With this new rehearsal schedule for opera, I find myself obligated to pack both a lunch and dinner. Something in my genes or upbringing just doesn't eat out, so I spend about 15 minutes in the morning putting together the day's food and carry the bulky load on my bike. It's a little more to think about than just the simple singular mid-day meal rehearsal schedule. It's twice the load, actually, mentally and physically, even though I cheat by having a boiled egg and kiwi as a staple for both meals. In addition to those two things I generally have soba or somen noodles with wakame (steamed seaweed) carrots, broccoli and tofu and some soy sauce for one meal, and brown rice, with finely cut cabbage and tofu for the other.

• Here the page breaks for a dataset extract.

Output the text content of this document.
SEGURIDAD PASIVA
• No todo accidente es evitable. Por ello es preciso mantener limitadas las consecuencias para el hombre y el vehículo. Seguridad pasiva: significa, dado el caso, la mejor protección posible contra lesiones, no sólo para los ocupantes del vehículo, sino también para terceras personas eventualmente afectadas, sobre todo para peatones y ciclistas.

The point of this long prelude is that today in the midst of my laden mental and physical load, I forgot the lynchpin of joy in my on-the-go culinary HPAC lounge eating menu: Korean seaweed. It is the reason that I make rice with finely-chopped tofu, cabbage and sour-plum sesame seasoning. The pleasure of spooning the mixture into the loving, slightly salty fold of green and feeling the crunchy outside followed by the soft center. What a match. It makes it worth the long rehearsals, it's what gets me through the last 30 minutes of practice.
Perhaps I took on too much today. It was quite tragic when I realized my error. But then it often happens that when we are stretch in new ways, something often falls through the cracks, despite its crucial importance. How to stay ever focused, ever present, despite this shifting world of demands? Sometimes mistakes happen, and that's ok.
And sometimes in addition to mistakes, grace happens. As luck would have it, our conductor revised our rehearsal schedule so that we were released earlier and I had no need to eat my lonely rice without its beloved seaweed. It is still sitting in the refrigerator at HPAC, faithfully waiting for me to remember its friend. Tomorrow, another chance.